2.3.2 Metode SSS (Side Scan Sonar)
Metode SSS beroperasi atau bekerja dengan memanfaatkan prinsip ultrasonic atau
dengan prinsip sistem aliran magnetic. Metode ini dilakukan dengan
memancarkan gelombang ultrasonic dari alat ke pipa yang akan diinspeksi di
bawah laut. Observasi yang dilakukan akan memberikan informasi tentang
kerusakan pemipaan migas dan keadaan atau kondisi ketebalan pemipaan yang
ada. Observasi yang dilakukan oleh metode ini jauh lebih teliti daripada observasi
yang dilakukan dengan menggunakan peralatan ROV.
Metode ini memiliki kelemahan yakni bahwa kadang mengharuskan produksi
migas harus dihentikan pada saat melakukan obrservasi. Oleh karena itu, metode
ini sering tidak menjadi pilihan industry migas sebab tidak menguntungkan dari
segi financial.
2.3.3 Metode dengan Sistem METS
Sebuah perusahaan di Jerman, CAPSUM Technologies GmBH mengembang
sebuah teknologi yang mereka berikan nama CAPSUM’s METS. Ini adalah
sebuah system peralatan dimana digunakan untuk mendeteksi adanya kebocoran
jaringan pemipaan migas di dasar laut. Sistem kerja metode ini dioperasikan
dengan prinsip-prinsip difusi gas methane. METS sebenarnya merupakan salah
satu pengembangan dari ROV dengan perbedaan dioperasikan langsung oleh
31
orang yang menaikinya. Hal ini menguntungkan karena proses memonitor
jaringan pemipaan migas biayanya akan lebih efisien dan waktu yang lebih cepat.
Terdapat sebuah sensor pada alat ini berupa sensor methane yang dioperasikan
secara langsung dan online dimana dapat mengukur konsentrasi methane terlarut
dalam kedalaman dasar laut. Methane berdifusi melalui sebuah membrane masuk
ke dalam sebuah detector volume kecil.
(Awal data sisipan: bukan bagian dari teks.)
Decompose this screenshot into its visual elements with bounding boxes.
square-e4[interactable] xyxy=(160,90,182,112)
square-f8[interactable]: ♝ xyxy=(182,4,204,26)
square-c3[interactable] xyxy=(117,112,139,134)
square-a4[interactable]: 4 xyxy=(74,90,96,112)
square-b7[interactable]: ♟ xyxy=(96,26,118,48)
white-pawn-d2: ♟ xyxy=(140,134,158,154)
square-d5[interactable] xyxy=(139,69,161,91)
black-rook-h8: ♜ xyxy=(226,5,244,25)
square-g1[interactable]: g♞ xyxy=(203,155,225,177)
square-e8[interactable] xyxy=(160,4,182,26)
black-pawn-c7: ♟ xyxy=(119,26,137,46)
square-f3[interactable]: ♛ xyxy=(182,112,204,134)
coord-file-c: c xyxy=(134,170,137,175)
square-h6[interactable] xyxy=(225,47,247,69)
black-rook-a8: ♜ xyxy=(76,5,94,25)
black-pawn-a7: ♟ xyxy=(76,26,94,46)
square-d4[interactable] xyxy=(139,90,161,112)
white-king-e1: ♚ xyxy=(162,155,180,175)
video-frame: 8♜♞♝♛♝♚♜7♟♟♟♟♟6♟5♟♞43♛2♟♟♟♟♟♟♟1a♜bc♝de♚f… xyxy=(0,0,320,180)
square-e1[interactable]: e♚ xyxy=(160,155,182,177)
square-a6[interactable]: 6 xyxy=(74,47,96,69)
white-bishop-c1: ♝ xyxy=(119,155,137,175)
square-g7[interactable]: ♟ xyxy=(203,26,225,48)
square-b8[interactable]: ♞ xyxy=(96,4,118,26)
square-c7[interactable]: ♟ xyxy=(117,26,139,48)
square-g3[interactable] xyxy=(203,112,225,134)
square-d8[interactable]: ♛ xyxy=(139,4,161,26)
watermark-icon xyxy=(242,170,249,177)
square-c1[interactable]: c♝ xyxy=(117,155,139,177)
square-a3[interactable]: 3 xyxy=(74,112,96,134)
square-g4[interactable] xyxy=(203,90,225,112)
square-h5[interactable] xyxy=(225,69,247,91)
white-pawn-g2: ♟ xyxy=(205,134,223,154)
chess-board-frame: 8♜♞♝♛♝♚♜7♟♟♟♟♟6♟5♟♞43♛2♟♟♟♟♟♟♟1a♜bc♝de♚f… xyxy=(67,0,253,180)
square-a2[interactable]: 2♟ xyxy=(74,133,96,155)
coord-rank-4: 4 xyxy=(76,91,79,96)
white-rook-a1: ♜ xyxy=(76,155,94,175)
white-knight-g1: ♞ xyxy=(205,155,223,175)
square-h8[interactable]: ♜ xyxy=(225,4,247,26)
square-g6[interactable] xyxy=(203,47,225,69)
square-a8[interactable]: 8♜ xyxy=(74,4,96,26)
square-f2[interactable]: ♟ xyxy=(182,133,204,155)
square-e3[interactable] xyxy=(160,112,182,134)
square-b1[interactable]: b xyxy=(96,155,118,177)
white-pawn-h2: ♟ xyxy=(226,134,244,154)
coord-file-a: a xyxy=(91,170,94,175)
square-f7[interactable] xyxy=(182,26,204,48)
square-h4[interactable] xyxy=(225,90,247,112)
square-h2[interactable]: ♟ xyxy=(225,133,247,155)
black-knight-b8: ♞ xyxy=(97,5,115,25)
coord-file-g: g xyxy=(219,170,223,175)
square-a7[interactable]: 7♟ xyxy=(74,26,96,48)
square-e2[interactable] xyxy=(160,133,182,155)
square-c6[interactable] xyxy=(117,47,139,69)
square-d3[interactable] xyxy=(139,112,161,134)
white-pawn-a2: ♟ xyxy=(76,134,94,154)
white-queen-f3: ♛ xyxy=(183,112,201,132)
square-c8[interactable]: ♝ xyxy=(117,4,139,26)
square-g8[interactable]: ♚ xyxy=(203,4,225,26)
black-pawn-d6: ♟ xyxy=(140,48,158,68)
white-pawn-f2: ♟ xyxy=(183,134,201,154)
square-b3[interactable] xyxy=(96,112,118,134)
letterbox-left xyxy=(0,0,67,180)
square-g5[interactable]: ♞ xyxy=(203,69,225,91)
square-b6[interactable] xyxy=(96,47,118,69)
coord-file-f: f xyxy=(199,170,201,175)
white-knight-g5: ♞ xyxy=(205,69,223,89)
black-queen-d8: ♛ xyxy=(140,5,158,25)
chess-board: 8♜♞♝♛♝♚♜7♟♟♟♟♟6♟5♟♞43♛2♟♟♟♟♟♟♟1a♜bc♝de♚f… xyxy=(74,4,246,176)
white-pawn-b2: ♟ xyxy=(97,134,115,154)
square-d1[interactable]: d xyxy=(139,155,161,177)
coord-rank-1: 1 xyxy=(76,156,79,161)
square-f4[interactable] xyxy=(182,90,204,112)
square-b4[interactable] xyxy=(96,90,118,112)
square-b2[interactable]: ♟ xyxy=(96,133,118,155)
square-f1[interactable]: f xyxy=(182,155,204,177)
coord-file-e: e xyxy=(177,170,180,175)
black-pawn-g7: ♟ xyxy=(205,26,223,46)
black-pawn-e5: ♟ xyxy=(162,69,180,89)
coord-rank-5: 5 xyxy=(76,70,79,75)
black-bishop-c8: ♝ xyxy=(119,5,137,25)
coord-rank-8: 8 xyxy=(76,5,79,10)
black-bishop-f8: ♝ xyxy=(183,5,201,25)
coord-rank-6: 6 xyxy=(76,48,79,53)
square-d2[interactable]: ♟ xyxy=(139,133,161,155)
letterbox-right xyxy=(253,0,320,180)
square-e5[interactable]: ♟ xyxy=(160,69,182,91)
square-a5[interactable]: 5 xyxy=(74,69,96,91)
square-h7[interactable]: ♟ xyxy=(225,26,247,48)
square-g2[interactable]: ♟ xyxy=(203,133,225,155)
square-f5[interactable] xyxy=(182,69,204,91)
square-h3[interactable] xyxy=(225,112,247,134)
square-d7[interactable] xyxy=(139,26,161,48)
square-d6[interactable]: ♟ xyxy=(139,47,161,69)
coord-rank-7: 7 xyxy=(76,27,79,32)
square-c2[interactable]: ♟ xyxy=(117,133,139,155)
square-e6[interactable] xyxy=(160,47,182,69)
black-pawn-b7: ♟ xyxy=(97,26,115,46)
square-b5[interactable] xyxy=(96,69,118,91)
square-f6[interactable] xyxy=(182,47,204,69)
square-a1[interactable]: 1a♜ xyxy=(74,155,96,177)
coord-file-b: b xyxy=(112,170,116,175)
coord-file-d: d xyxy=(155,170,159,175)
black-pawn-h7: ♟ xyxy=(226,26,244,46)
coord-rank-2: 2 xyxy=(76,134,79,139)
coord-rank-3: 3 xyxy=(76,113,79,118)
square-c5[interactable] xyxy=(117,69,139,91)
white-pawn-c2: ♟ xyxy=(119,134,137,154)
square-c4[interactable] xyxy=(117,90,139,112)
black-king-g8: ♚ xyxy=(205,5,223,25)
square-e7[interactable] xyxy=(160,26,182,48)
Penyerapan molekul methane pada
sebuah permukaan semikonduktor menyebabkan terjadinya perubahan-perubahan
konduktivitas pada sebuah system layer yang sensitive. Konduktifitas meningkat
dengan bertambahnya konsentrasi methane. Signal-signal yang terbentuk
kemudian di konversi menjadi parameter voltase oleh sebuah system elektronik
terintegrasi. Perlu dipahami bahwa system alat ini dibuat sedemikian rupa
sehingga membentuk sebuah alat yang menyatu dalam suatu cover (tekanan
tersendiri) yang selanjutnya mampu dioperasikan pada tingkat besaran tekanan
pada kedalaman 3500 meter.
Sistem ini dibuat dengan prinsip methane adalah karena sekitar 90% dari
komponen minyak mentah ataupun gas alam, komponen terbesarnya adalah gas-
gas methane sehingga dengan mencoba merancang system alat ini (METS) dapat
dengan cepat mendeteksi kondisi kebocoran yang terjadi dari suatu jaringan
pemipaan migas di dasar laut. Gas methane memiliki molekul sangat kecil dan
oleh karena itu gas inilah yang akan pertama kali mengalami proses difusi pada
saat terjadi kebocoran dari suatu jaringan pemipaan migas di bawah laut.